1928 University Av. NE., Mpls.,

Pastries from Paris Baguette

Paris Baguette is new to the Twin Cities, but you'd be forgiven for thinking it's been here a while. That's thanks to a recent mini-surge of French-style bakery chains opening. First was Tous Les Jours, a South Korean French-Asian bakery that opened last year in Richfield. Next came Sweet Paris Creperie & Cafe, a Houston-based company that came to Woodbury in 2023 and just opened a second Minnesota location at Mall of America.

Now, Paris Baguette has landed in Maple Grove. Originally from South Korea, Paris Baguette has about 100 U.S. locations. The operation and menu are similar to Tous Les Jours. The pastry cases are serve-yourself and stocked with classic French pastries, Instagrammable laminated dough hybrids (like the croissant doughnut) and Asian-inspired treats like red bean buns and mochi doughnuts.
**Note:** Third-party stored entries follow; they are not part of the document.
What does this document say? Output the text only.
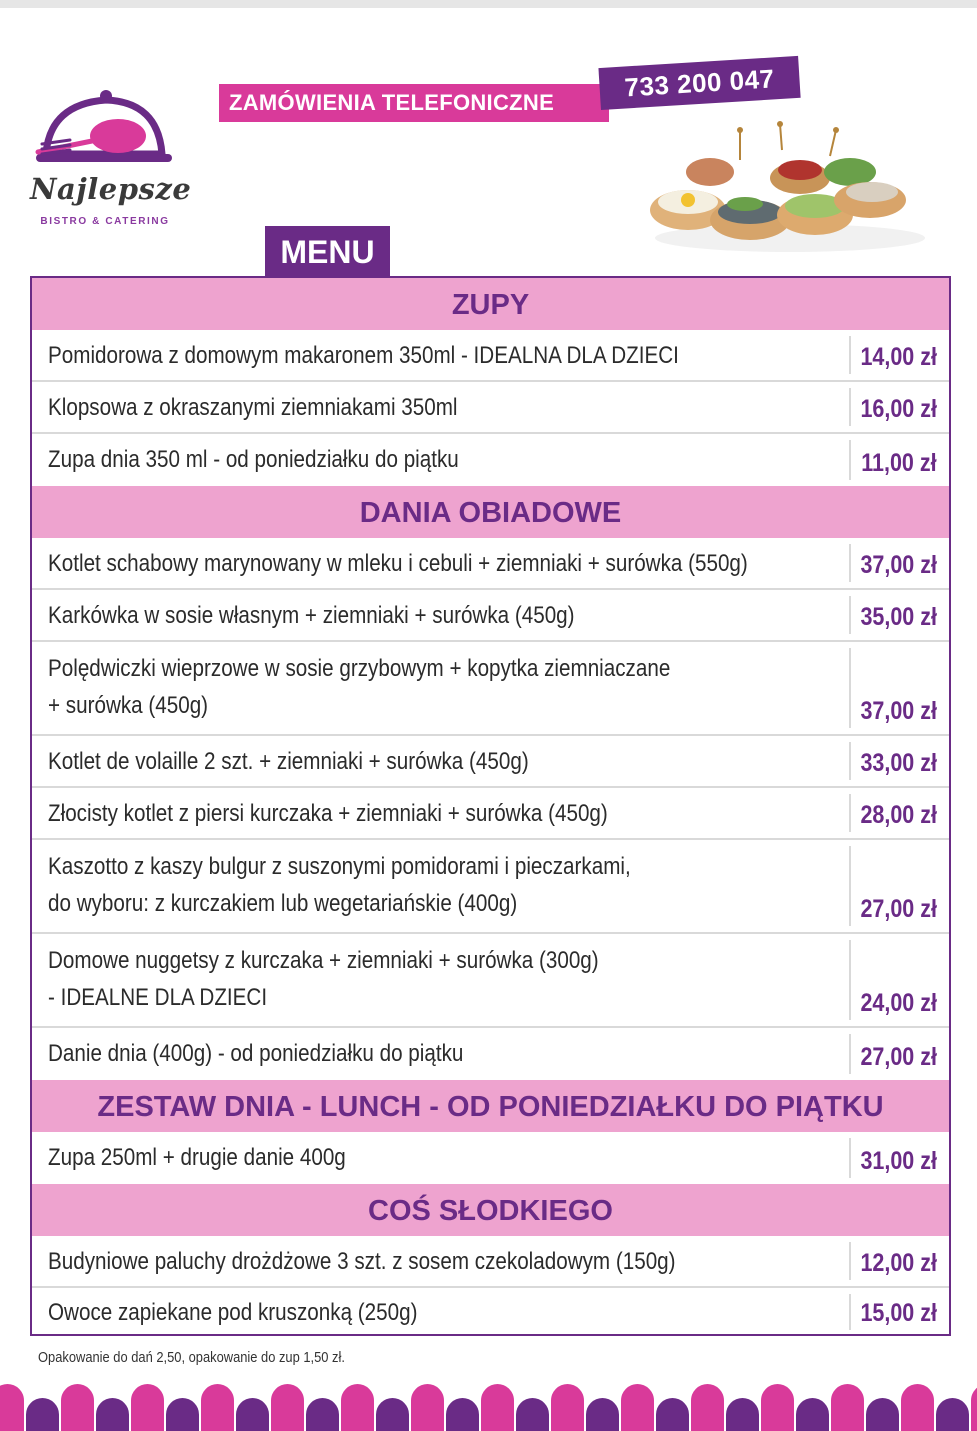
Najlepsze
BISTRO & CATERING
ZAMÓWIENIA TELEFONICZNE
733 200 047
MENU
ZUPY
Pomidorowa z domowym makaronem 350ml - IDEALNA DLA DZIECI	14,00 zł
Klopsowa z okraszanymi ziemniakami 350ml	16,00 zł
Zupa dnia 350 ml - od poniedziałku do piątku	11,00 zł
DANIA OBIADOWE
Kotlet schabowy marynowany w mleku i cebuli + ziemniaki + surówka (550g)	37,00 zł
Karkówka w sosie własnym + ziemniaki + surówka (450g)	35,00 zł
Polędwiczki wieprzowe w sosie grzybowym + kopytka ziemniaczane
+ surówka (450g)	37,00 zł
Kotlet de volaille 2 szt. + ziemniaki + surówka (450g)	33,00 zł
Złocisty kotlet z piersi kurczaka + ziemniaki + surówka (450g)	28,00 zł
Kaszotto z kaszy bulgur z suszonymi pomidorami i pieczarkami,
do wyboru: z kurczakiem lub wegetariańskie (400g)	27,00 zł
Domowe nuggetsy z kurczaka + ziemniaki + surówka (300g)
- IDEALNE DLA DZIECI	24,00 zł
Danie dnia (400g) - od poniedziałku do piątku	27,00 zł
ZESTAW DNIA - LUNCH - OD PONIEDZIAŁKU DO PIĄTKU
Zupa 250ml + drugie danie 400g	31,00 zł
COŚ SŁODKIEGO
Budyniowe paluchy drożdżowe 3 szt. z sosem czekoladowym (150g)	12,00 zł
Owoce zapiekane pod kruszonką (250g)	15,00 zł
Opakowanie do dań 2,50, opakowanie do zup 1,50 zł.
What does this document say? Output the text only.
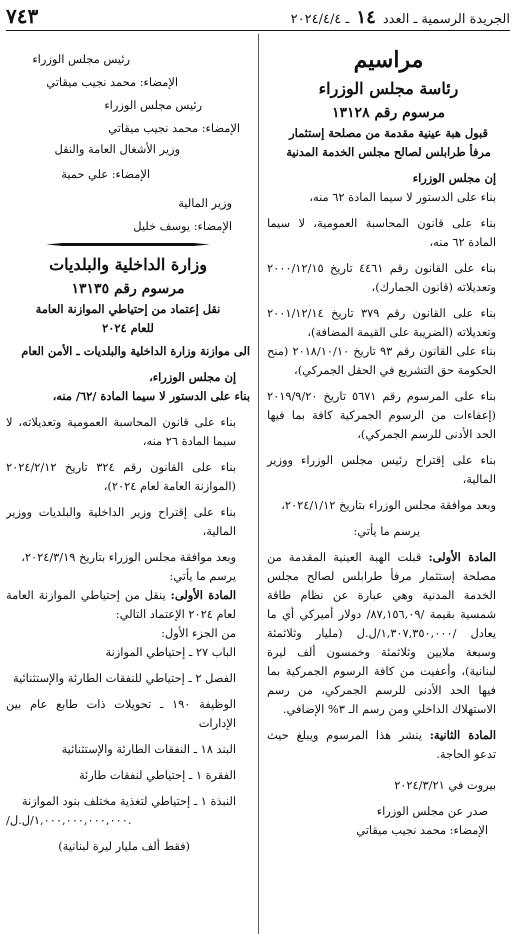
٧٤٣	الجريدة الرسمية ـ العدد ١٤ ـ ٢٠٢٤/٤/٤
مراسيم
رئاسة مجلس الوزراء
مرسوم رقم ١٣١٢٨

قبول هبة عينية مقدمة من مصلحة إستثمار

مرفأ طرابلس لصالح مجلس الخدمة المدنية

إن مجلس الوزراء

بناء على الدستور لا سيما المادة ٦٢ منه،

بناء على قانون المحاسبة العمومية، لا سيما المادة ٦٢ منه،

بناء على القانون رقم ٤٤٦١ تاريخ ٢٠٠٠/١٢/١٥ وتعديلاته (قانون الجمارك)،

بناء على القانون رقم ٣٧٩ تاريخ ٢٠٠١/١٢/١٤ وتعديلاته (الضريبة على القيمة المضافة)،

بناء على القانون رقم ٩٣ تاريخ ٢٠١٨/١٠/١٠ (منح الحكومة حق التشريع في الحقل الجمركي)،

بناء على المرسوم رقم ٥٦٧١ تاريخ ٢٠١٩/٩/٢٠ (إعفاءات من الرسوم الجمركية كافة بما فيها الحد الأدنى للرسم الجمركي)،

بناء على إقتراح رئيس مجلس الوزراء ووزير المالية،

وبعد موافقة مجلس الوزراء بتاريخ ٢٠٢٤/١/١٢،

يرسم ما يأتي:

المادة الأولى: قبلت الهبة العينية المقدمة من مصلحة إستثمار مرفأ طرابلس لصالح مجلس الخدمة المدنية وهي عبارة عن نظام طاقة شمسية بقيمة /٨٧,١٥٦,٠٩/ دولار أميركي أي ما يعادل /١,٣٠٧,٣٥٠,٠٠٠/ل.ل (مليار وثلاثمئة وسبعة ملايين وثلاثمئة وخمسون ألف ليرة لبنانية)، وأعفيت من كافة الرسوم الجمركية بما فيها الحد الأدنى للرسم الجمركي، من رسم الاستهلاك الداخلي ومن رسم الـ ٣% الإضافي.

المادة الثانية: ينشر هذا المرسوم ويبلغ حيث تدعو الحاجة.

بيروت في ٢٠٢٤/٣/٢١

صدر عن مجلس الوزراء

الإمضاء: محمد نجيب ميقاتي

رئيس مجلس الوزراء

الإمضاء: محمد نجيب ميقاتي

رئيس مجلس الوزراء

الإمضاء: محمد نجيب ميقاتي

وزير الأشغال العامة والنقل

الإمضاء: علي حمية

وزير المالية

الإمضاء: يوسف خليل

وزارة الداخلية والبلديات
مرسوم رقم ١٣١٣٥

نقل إعتماد من إحتياطي الموازنة العامة

للعام ٢٠٢٤

الى موازنة وزارة الداخلية والبلديات ـ الأمن العام

إن مجلس الوزراء،

بناء على الدستور لا سيما المادة /٦٢/ منه،

بناء على قانون المحاسبة العمومية وتعديلاته، لا سيما المادة ٢٦ منه،

بناء على القانون رقم ٣٢٤ تاريخ ٢٠٢٤/٢/١٢ (الموازنة العامة لعام ٢٠٢٤)،

بناء على إقتراح وزير الداخلية والبلديات ووزير المالية،

وبعد موافقة مجلس الوزراء بتاريخ ٢٠٢٤/٣/١٩،

يرسم ما يأتي:

المادة الأولى: ينقل من إحتياطي الموازنة العامة لعام ٢٠٢٤ الإعتماد التالي:

من الجزء الأول:

الباب ٢٧ ـ إحتياطي الموازنة

الفصل ٢ ـ إحتياطي للنفقات الطارئة والإستثنائية

الوظيفة ١٩٠ ـ تحويلات ذات طابع عام بين الإدارات

البند ١٨ ـ النفقات الطارئة والإستثنائية

الفقرة ١ ـ إحتياطي لنفقات طارئة

النبذة ١ ـ إحتياطي لتغذية مختلف بنود الموازنة

/١,٠٠٠,٠٠٠,٠٠٠,٠٠٠/ل.ل.

(فقط ألف مليار ليرة لبنانية)
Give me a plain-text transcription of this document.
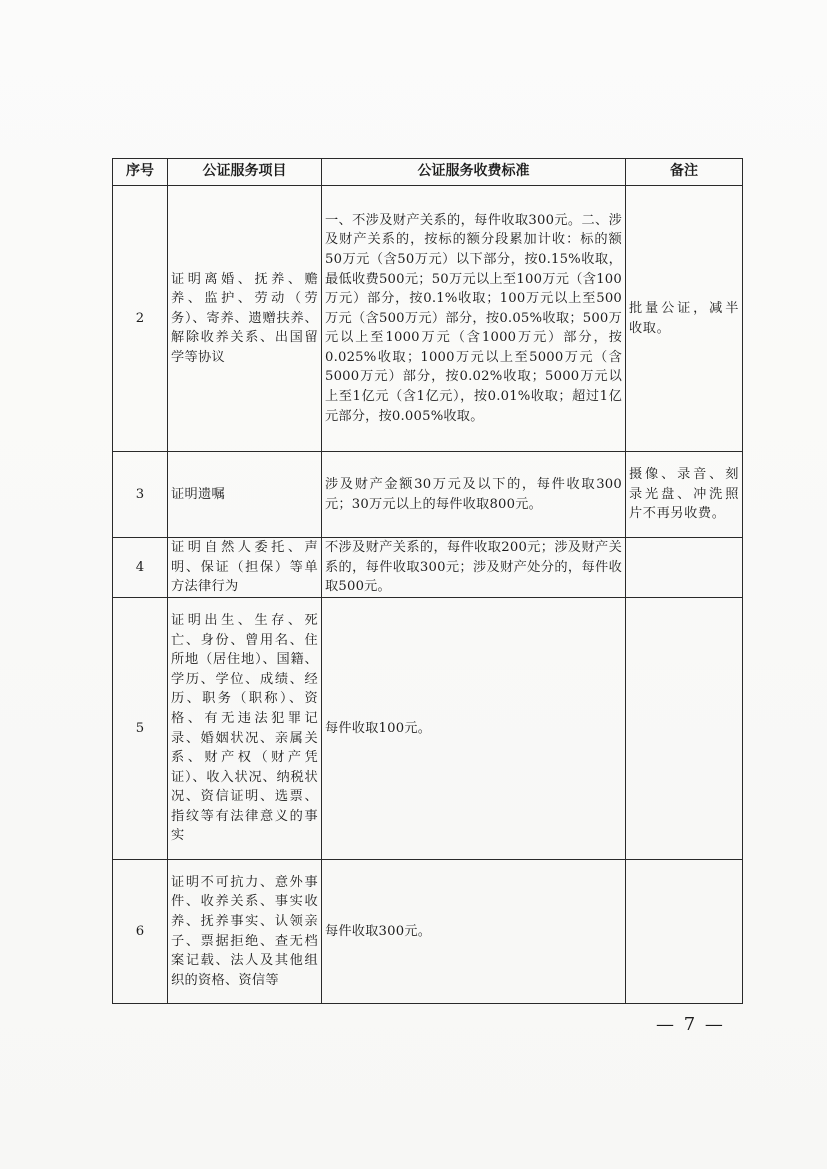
序号	公证服务项目	公证服务收费标准	备注
2	证明离婚、抚养、赡养、监护、劳动（劳务）、寄养、遗赠扶养、解除收养关系、出国留学等协议	一、不涉及财产关系的，每件收取300元。二、涉及财产关系的，按标的额分段累加计收：标的额50万元（含50万元）以下部分，按0.15%收取，最低收费500元；50万元以上至100万元（含100万元）部分，按0.1%收取；100万元以上至500万元（含500万元）部分，按0.05%收取；500万元以上至1000万元（含1000万元）部分，按0.025%收取；1000万元以上至5000万元（含5000万元）部分，按0.02%收取；5000万元以上至1亿元（含1亿元），按0.01%收取；超过1亿元部分，按0.005%收取。	批量公证，减半收取。
3	证明遗嘱	涉及财产金额30万元及以下的，每件收取300元；30万元以上的每件收取800元。	摄像、录音、刻录光盘、冲洗照片不再另收费。
4	证明自然人委托、声明、保证（担保）等单方法律行为	不涉及财产关系的，每件收取200元；涉及财产关系的，每件收取300元；涉及财产处分的，每件收取500元。	
5	证明出生、生存、死亡、身份、曾用名、住所地（居住地）、国籍、学历、学位、成绩、经历、职务（职称）、资格、有无违法犯罪记录、婚姻状况、亲属关系、财产权（财产凭证）、收入状况、纳税状况、资信证明、选票、指纹等有法律意义的事实	每件收取100元。	
6	证明不可抗力、意外事件、收养关系、事实收养、抚养事实、认领亲子、票据拒绝、查无档案记载、法人及其他组织的资格、资信等	每件收取300元。	
— 7 —
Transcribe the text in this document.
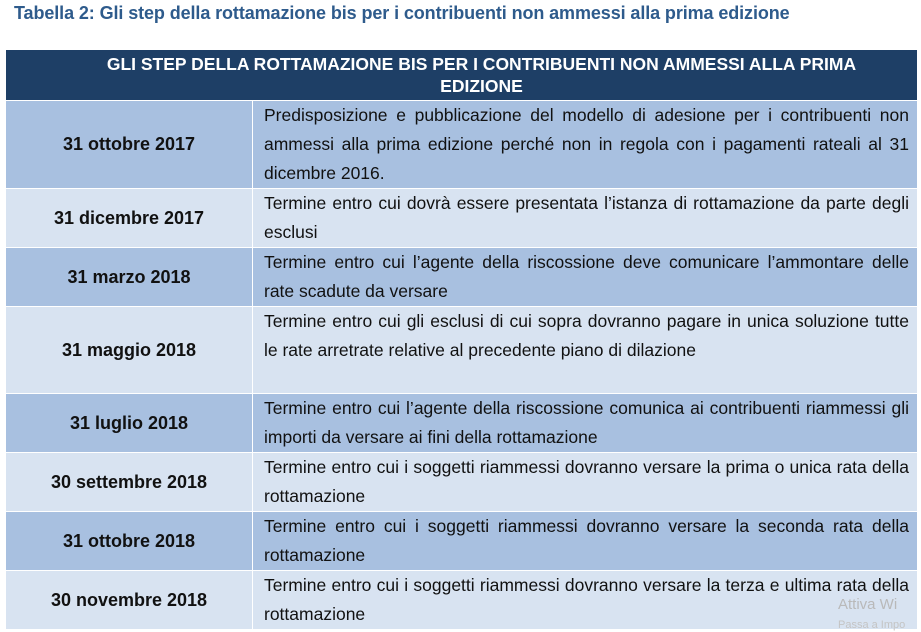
Tabella 2: Gli step della rottamazione bis per i contribuenti non ammessi alla prima edizione
GLI STEP DELLA ROTTAMAZIONE BIS PER I CONTRIBUENTI NON AMMESSI ALLA PRIMA EDIZIONE	
31 ottobre 2017	Predisposizione e pubblicazione del modello di adesione per i contribuenti non ammessi alla prima edizione perché non in regola con i pagamenti rateali al 31 dicembre 2016.
31 dicembre 2017	Termine entro cui dovrà essere presentata l’istanza di rottamazione da parte degli esclusi
31 marzo 2018	Termine entro cui l’agente della riscossione deve comunicare l’ammontare delle rate scadute da versare
31 maggio 2018	Termine entro cui gli esclusi di cui sopra dovranno pagare in unica soluzione tutte le rate arretrate relative al precedente piano di dilazione
31 luglio 2018	Termine entro cui l’agente della riscossione comunica ai contribuenti riammessi gli importi da versare ai fini della rottamazione
30 settembre 2018	Termine entro cui i soggetti riammessi dovranno versare la prima o unica rata della rottamazione
31 ottobre 2018	Termine entro cui i soggetti riammessi dovranno versare la seconda rata della rottamazione
30 novembre 2018	Termine entro cui i soggetti riammessi dovranno versare la terza e ultima rata della rottamazione	Attiva Wi
Passa a Impo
I helped myself to several. Favorites were Paris Baguette's Chocolate Supreme ($5.49), which is based on a New York City pastry that first went viral in 2022. It's a round of croissant dough, wound tightly into a puck and filled with airy chocolate custard cream. I also enjoyed another New York-viral pastry you still don't see much in Minnesota: the Croissant Donut (aka Cronut), filled with coffee cream ($4.99). And, having gone to Portugal earlier this year, I was so pleased that Paris Baguette is making a convincible pastel de nata (egg tart; $3.69). There were so many choices in front of me, I forgot to try the most obvious one: the baguette. (S.J.)